🤖 AI Summary
Current large language model (LLM) agent systems lack explicit control flow and modular design, leading to behaviors that are difficult to control, debug, and reuse. This work proposes a declarative language tailored for LLM agent workflows, supporting typed steps, branching, looping, parallel execution, reusable submodules, and explicit state management. The approach is complemented by a sandboxed execution engine and a synchronized graph-code visual editor. For the first time, it unifies explicit control flow, modular architecture, and visual orchestration, decoupling workflow logic from underlying implementation and substantially enhancing agent interpretability and maintainability.

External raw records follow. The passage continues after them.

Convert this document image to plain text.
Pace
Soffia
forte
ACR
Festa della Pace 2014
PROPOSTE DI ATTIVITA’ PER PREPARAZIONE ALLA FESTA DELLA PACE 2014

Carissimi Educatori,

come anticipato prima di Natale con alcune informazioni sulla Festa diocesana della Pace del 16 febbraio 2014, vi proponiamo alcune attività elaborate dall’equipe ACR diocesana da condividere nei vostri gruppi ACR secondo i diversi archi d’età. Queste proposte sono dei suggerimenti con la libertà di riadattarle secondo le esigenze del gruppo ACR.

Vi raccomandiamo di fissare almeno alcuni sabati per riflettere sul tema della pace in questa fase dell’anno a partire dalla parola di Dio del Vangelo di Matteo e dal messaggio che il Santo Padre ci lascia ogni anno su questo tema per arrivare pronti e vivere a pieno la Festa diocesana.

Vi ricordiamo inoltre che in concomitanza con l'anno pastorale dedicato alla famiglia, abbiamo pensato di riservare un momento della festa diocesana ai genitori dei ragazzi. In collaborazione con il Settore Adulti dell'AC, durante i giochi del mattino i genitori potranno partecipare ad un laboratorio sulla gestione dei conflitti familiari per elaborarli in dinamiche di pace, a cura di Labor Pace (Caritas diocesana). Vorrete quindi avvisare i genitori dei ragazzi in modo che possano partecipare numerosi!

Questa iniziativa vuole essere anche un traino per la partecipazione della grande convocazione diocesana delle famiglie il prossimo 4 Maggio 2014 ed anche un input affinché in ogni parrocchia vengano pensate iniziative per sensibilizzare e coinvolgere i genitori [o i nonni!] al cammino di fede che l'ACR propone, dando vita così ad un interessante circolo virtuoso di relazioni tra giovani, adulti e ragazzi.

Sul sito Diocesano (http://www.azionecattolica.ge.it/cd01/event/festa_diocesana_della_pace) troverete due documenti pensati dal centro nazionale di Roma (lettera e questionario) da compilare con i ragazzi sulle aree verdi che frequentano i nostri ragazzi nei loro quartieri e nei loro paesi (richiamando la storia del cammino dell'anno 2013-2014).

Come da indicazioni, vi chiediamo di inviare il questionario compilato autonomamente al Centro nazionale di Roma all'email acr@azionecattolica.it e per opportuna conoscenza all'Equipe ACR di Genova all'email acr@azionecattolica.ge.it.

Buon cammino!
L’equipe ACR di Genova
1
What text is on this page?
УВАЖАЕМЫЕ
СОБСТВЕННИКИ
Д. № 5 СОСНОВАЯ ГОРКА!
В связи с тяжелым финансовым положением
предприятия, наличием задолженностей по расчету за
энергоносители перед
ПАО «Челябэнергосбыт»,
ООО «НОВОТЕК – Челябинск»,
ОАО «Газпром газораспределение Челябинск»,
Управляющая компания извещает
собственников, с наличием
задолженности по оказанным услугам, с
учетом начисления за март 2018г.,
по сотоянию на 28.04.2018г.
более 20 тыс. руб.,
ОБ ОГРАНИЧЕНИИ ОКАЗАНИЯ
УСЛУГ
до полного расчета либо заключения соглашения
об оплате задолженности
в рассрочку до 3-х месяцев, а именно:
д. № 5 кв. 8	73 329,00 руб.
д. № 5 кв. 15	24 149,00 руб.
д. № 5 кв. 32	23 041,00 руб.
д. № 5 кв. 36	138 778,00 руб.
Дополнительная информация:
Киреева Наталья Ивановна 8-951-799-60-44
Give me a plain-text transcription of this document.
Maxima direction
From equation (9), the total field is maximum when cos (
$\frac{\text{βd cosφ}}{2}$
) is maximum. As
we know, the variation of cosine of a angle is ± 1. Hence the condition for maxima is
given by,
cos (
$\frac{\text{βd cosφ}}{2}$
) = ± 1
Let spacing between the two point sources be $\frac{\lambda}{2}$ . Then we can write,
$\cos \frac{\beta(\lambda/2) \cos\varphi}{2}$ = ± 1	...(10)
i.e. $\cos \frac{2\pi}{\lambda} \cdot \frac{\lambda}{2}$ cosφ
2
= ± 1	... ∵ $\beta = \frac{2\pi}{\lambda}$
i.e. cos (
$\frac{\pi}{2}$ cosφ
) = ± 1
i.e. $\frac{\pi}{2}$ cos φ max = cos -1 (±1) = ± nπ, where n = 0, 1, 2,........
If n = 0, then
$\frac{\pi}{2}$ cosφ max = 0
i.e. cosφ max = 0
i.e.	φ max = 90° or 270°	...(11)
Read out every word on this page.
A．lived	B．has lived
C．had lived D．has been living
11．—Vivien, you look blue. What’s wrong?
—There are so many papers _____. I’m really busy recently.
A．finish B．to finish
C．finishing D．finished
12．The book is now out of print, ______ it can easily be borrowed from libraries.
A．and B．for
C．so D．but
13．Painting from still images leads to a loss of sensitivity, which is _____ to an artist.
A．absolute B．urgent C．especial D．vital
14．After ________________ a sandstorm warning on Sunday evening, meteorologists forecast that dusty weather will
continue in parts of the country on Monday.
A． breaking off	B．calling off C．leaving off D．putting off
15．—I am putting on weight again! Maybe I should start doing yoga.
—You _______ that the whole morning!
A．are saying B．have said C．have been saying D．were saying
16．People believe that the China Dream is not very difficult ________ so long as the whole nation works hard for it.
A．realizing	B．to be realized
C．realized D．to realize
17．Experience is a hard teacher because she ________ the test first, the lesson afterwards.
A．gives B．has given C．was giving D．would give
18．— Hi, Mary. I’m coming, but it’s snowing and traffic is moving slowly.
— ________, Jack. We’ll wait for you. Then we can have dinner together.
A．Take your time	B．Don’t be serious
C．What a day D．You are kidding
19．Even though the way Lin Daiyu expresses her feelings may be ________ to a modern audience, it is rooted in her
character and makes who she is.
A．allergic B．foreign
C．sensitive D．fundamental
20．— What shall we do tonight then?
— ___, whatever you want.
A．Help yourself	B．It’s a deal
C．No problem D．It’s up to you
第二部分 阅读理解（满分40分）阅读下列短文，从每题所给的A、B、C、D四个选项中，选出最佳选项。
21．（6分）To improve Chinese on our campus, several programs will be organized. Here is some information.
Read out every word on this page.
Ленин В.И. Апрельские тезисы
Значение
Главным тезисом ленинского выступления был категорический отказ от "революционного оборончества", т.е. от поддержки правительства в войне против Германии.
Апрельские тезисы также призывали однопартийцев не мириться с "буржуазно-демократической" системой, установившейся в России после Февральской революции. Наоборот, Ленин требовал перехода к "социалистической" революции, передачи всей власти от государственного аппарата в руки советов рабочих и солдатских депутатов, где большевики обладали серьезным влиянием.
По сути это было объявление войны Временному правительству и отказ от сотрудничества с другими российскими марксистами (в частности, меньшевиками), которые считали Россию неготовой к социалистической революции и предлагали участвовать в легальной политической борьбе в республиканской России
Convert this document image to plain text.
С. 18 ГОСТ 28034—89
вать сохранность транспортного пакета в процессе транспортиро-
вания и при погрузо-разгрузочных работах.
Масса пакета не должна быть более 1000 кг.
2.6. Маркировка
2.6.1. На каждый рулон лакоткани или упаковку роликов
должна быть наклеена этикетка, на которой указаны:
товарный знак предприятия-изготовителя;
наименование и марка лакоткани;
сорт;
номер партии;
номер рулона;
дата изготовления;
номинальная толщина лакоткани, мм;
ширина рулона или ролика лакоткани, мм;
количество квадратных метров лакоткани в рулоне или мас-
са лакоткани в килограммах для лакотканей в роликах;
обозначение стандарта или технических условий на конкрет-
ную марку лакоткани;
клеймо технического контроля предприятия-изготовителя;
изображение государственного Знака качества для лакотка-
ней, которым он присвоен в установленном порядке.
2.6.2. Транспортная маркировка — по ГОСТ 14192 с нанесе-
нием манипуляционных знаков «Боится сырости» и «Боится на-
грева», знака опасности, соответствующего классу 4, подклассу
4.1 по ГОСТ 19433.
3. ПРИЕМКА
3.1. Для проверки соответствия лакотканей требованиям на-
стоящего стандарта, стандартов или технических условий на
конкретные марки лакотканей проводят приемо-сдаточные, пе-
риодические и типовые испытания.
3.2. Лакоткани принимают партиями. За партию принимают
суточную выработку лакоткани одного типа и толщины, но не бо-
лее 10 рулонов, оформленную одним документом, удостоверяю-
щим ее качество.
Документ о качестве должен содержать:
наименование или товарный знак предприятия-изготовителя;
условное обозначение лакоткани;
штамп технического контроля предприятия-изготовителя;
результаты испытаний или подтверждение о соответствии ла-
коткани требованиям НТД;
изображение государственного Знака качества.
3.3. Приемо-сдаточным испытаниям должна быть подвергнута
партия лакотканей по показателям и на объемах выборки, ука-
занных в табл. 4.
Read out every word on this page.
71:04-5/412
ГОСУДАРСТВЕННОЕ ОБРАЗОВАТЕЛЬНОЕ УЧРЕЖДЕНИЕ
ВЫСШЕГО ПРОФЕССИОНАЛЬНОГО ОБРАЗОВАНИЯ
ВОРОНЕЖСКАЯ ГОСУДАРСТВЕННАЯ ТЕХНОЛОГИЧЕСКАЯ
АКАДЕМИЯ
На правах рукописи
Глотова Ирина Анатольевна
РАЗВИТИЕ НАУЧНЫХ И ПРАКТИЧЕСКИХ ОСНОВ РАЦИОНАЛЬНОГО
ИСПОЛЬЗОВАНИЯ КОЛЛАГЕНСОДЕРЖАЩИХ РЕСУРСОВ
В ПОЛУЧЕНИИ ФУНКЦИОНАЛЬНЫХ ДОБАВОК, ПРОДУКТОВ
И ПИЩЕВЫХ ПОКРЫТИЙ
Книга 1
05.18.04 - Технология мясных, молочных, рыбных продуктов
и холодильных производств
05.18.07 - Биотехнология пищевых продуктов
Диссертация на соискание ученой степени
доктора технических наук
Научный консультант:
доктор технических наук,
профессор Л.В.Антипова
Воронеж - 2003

Experiments across seven benchmark tasks and user studies demonstrate that the system is significantly more comprehensible and usable than mainstream frameworks, while also providing out-of-the-box, deeply capable research agents.
📝 Abstract
Language-model agent systems commonly rely on reactive prompting, in which a single instruction guides the model through an open-ended sequence of reasoning and tool-use steps, leaving control flow and intermediate state implicit and making agent behavior potentially difficult to control. Orchestration frameworks such as LangGraph, DSPy, and CrewAI impose greater structure through explicit workflow definitions, but tightly couple workflow logic with Python, making agents difficult to maintain and modify. In this paper, we introduce AgentSPEX, an Agent SPecification and EXecution Language for specifying LLM-agent workflows with explicit control flow and modular structure, along with a customizable agent harness. AgentSPEX supports typed steps, branching and loops, parallel execution, reusable submodules, and explicit state management, and these workflows execute within an agent harness that provides tool access, a sandboxed virtual environment, and support for checkpointing, verification, and logging. Furthermore, we provide a visual editor with synchronized graph and workflow views for authoring and inspection. We include ready-to-use agents for deep research and scientific research, and we evaluate AgentSPEX on 7 benchmarks. Finally, we show through a user study that AgentSPEX provides a more interpretable and accessible workflow-authoring paradigm than a popular existing agent framework.